I have learned much from the artworks of Josef Sudek and I was lucky to have lived for many years just a few steps from the place where he had lived and worked.
I was walking with my analogue camera along the same alleys and old gardens of fourteenth-century Prague. Surrounded by the atmosphere of tranquillity, stillness and intimacy one could focus on a little raindrop as if it were a whole world.
In the near absence of strong stimuli for the senses, it felt like shooting ones deep-laid feelings, and I waited impatiently in my dark room to see whether a piece of that early morning misty melancholy would be there...
Shooting digital colour photography of deserts and sand dunes has brought me to a different world and a different state of mind.
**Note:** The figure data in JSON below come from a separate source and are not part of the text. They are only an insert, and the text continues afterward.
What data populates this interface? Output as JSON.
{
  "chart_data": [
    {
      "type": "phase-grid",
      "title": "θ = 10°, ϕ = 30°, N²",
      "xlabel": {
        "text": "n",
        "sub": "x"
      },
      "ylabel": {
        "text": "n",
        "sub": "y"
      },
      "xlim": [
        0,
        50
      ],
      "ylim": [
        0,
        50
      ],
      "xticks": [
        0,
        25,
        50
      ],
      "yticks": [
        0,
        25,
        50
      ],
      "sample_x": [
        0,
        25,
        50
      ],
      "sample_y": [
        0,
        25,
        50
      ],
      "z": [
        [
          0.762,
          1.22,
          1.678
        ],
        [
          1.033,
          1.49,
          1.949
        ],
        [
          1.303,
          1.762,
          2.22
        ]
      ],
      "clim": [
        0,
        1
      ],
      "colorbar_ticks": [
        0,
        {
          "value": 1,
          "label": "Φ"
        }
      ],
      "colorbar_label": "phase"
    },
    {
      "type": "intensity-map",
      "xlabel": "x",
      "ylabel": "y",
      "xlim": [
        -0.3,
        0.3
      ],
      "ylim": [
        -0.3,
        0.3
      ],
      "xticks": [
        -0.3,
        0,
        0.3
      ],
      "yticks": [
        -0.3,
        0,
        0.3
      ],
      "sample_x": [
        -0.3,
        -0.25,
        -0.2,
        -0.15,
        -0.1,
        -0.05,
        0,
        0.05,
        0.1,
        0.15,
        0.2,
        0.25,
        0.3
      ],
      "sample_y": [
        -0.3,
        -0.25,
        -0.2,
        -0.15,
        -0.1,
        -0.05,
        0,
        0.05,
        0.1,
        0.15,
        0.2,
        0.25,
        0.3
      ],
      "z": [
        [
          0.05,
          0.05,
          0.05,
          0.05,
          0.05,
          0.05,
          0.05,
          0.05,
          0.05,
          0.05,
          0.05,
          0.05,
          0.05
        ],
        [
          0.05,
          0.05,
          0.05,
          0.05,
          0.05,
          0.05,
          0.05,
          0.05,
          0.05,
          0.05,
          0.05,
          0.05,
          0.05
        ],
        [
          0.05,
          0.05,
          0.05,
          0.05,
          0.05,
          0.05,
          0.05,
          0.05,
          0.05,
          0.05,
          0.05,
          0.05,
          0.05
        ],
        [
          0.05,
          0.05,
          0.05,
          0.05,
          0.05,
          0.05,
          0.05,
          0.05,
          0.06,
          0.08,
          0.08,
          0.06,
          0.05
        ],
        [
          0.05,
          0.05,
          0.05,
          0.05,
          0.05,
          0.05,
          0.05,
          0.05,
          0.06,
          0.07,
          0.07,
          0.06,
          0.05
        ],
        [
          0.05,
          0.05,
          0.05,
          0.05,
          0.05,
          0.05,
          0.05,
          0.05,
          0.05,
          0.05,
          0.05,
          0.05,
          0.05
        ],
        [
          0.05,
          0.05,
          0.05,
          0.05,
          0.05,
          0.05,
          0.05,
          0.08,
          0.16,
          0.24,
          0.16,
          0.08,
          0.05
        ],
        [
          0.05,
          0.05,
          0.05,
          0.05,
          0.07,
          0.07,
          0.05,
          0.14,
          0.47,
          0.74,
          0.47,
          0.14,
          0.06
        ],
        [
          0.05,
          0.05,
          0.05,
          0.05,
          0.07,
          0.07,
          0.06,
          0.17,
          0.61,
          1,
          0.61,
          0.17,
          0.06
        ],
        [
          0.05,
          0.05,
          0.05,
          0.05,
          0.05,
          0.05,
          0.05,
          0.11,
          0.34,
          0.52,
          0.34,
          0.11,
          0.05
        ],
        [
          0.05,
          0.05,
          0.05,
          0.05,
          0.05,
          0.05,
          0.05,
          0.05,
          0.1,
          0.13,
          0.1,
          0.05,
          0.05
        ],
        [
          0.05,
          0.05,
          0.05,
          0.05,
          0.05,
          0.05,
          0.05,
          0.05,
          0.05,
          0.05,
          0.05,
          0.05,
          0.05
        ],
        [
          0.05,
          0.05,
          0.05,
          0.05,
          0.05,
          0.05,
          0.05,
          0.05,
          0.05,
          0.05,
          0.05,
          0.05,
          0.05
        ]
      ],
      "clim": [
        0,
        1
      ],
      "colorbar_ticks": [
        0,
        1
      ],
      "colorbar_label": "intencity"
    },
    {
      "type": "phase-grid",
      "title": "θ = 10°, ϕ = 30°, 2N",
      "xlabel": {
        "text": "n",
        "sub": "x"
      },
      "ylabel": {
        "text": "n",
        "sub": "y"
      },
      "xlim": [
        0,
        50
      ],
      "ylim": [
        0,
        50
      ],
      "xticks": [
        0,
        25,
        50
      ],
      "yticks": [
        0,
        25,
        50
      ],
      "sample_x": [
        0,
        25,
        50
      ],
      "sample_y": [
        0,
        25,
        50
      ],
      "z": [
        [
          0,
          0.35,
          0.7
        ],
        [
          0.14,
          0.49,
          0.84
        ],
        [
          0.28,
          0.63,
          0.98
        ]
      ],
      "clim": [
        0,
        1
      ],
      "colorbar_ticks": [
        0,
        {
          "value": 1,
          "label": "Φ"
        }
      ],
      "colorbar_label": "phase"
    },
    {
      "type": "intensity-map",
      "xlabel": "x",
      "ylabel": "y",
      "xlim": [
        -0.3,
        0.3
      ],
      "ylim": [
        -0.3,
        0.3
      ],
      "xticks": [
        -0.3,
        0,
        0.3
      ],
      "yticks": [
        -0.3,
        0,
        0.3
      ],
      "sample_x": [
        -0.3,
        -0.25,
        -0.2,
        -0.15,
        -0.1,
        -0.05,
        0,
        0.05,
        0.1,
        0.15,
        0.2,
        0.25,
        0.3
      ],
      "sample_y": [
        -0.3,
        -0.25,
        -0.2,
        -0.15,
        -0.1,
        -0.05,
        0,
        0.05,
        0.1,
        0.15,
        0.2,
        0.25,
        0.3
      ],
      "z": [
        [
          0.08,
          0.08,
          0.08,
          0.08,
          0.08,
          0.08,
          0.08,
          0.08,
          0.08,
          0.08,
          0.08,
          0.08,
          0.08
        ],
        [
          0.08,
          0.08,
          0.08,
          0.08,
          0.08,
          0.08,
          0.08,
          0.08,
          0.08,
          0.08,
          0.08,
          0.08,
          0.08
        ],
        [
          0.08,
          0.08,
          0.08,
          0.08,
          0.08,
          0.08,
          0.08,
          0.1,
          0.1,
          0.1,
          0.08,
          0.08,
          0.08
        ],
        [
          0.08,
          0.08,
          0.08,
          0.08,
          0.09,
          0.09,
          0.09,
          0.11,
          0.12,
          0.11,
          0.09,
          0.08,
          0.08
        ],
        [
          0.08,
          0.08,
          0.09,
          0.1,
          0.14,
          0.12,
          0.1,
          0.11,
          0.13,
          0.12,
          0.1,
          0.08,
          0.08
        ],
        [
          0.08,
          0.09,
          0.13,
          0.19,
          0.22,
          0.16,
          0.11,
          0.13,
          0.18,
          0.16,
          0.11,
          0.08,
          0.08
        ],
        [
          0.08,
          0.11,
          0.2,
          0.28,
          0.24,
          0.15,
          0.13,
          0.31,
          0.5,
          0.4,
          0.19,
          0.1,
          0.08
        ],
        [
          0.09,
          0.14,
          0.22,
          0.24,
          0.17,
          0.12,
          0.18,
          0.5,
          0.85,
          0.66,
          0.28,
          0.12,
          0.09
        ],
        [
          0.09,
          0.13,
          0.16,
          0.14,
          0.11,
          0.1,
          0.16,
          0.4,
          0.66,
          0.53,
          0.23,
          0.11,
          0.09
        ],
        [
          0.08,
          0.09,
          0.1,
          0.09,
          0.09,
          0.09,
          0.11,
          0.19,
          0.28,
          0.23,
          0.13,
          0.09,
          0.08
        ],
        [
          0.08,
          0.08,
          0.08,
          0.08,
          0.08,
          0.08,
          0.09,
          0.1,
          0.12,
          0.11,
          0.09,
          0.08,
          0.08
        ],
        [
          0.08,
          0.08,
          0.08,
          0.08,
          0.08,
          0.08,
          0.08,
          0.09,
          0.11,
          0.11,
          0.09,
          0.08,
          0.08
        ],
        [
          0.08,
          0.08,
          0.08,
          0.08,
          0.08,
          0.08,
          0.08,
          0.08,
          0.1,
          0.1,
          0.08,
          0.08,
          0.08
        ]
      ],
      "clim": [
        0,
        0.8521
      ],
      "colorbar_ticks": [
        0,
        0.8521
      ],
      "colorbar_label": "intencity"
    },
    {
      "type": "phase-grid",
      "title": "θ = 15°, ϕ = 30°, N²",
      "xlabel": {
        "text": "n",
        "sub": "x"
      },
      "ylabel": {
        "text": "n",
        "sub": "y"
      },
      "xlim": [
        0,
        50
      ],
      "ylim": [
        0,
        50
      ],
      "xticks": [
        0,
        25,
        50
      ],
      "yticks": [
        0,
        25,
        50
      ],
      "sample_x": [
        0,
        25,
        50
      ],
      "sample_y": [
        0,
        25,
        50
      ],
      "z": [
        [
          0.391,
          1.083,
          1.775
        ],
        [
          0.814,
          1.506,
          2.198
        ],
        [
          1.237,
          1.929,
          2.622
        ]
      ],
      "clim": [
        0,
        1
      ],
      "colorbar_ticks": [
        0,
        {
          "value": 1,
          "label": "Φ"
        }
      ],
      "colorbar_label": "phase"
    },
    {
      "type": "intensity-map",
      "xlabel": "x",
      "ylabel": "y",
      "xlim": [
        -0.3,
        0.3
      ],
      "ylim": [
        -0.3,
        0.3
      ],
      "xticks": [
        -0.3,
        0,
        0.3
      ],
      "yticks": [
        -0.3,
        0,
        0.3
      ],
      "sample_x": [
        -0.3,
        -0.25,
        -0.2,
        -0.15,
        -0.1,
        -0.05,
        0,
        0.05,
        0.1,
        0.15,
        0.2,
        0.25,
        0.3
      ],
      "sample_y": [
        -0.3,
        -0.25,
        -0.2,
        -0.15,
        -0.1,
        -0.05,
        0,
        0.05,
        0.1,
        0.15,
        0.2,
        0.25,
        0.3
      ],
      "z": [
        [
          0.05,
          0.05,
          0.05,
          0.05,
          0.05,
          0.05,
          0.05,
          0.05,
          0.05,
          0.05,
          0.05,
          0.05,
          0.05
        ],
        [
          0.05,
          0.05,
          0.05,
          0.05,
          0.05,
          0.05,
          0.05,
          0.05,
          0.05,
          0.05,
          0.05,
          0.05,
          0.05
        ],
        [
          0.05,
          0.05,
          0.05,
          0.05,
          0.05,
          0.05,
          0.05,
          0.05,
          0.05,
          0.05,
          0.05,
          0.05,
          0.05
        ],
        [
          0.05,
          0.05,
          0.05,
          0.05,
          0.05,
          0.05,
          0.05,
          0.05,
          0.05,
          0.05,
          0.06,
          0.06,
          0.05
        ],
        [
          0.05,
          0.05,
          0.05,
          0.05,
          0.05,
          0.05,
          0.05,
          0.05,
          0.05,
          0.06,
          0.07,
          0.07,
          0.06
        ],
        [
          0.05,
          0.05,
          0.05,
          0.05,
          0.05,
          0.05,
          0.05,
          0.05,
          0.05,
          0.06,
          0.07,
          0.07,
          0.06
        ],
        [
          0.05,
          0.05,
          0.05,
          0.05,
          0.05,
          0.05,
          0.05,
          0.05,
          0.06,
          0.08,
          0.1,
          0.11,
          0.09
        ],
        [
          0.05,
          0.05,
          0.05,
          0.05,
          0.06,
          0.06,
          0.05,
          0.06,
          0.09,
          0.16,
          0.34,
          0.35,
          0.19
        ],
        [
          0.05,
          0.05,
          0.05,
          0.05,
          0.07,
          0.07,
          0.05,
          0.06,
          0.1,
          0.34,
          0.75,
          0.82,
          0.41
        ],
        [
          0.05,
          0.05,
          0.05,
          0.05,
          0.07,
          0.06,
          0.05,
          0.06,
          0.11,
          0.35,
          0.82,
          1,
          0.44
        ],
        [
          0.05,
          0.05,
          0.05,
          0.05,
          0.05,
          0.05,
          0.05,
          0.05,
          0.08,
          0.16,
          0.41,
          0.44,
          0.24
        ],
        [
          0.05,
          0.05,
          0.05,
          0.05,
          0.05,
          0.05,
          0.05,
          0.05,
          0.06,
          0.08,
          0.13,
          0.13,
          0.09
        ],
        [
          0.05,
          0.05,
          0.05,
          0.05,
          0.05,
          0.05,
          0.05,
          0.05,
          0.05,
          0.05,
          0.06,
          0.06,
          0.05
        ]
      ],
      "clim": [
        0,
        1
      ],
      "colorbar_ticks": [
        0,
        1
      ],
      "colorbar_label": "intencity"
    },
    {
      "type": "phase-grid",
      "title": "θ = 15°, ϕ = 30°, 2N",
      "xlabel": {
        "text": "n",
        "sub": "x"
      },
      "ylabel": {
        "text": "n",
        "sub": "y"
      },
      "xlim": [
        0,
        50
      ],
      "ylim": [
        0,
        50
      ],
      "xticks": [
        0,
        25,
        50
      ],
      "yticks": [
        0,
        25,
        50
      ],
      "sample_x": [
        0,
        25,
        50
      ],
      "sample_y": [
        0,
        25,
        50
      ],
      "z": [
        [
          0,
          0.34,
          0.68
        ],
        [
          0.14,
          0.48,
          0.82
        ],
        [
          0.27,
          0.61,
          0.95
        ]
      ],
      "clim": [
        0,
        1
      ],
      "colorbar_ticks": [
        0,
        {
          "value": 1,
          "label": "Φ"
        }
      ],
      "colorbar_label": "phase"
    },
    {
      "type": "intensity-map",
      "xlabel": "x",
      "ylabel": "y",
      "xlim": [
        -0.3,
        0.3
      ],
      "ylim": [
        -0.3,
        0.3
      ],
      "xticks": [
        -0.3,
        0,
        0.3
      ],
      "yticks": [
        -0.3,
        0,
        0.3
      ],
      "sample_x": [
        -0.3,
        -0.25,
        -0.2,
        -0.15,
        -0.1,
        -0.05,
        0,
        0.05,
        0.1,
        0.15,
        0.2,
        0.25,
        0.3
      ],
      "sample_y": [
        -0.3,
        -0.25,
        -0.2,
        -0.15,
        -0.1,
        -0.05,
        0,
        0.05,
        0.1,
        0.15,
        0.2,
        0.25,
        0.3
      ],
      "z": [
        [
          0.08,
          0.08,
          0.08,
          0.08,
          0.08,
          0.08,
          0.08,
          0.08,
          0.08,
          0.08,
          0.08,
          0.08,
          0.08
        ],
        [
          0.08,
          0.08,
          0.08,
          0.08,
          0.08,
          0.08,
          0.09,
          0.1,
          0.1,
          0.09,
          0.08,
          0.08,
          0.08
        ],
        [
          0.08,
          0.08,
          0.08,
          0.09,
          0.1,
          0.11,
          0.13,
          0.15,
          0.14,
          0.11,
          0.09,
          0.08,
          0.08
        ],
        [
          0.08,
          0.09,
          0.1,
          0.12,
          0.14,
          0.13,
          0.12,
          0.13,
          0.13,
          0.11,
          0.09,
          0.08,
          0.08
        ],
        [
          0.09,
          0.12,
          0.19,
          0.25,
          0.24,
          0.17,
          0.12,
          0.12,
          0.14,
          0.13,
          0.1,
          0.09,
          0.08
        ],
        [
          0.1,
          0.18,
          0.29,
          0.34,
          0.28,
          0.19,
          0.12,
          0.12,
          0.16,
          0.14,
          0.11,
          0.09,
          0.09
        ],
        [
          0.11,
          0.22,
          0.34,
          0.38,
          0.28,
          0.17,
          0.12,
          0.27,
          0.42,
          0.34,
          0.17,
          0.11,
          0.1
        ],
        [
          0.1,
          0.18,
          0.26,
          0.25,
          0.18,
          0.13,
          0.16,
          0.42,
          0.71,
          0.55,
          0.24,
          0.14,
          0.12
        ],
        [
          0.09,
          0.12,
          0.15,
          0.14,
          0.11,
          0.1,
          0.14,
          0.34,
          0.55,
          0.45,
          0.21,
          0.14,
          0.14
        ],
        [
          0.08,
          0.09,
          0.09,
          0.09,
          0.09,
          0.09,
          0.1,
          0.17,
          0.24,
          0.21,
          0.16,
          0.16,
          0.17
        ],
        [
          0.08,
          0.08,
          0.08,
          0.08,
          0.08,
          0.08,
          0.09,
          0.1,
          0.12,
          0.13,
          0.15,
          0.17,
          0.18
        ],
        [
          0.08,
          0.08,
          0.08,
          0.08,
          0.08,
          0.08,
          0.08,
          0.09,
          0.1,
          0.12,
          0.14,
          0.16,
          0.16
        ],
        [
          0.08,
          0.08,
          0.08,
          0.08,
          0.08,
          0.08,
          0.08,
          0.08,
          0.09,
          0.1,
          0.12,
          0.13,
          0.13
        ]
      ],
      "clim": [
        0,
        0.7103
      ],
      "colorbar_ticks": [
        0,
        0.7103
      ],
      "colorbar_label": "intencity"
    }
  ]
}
The calmness of deserts is magnanimous and dignified, the clear morning sunlight is skimming the elegant crests of dunes creating a rich palette of shadows, the soft sand surface and rounded shapes of dunes are reflecting and absorbing different wavelengths of the early light with gentleness and grace.
During the post-processing work, the combinations of inter-weaved shapes and shadows and streams of light offer possibilities to express any idea, any mood, and any level of energy in a special harmonious way, the harmony being originated in the creative forces of nature. These offerings ultimately transcend the reality of the desert.
As the recognisable world dissolves in abstraction, the image comes to work on one’s mind like a fragrance or a piece of music, eluding rational understanding and revealing itself fully only as a feeling.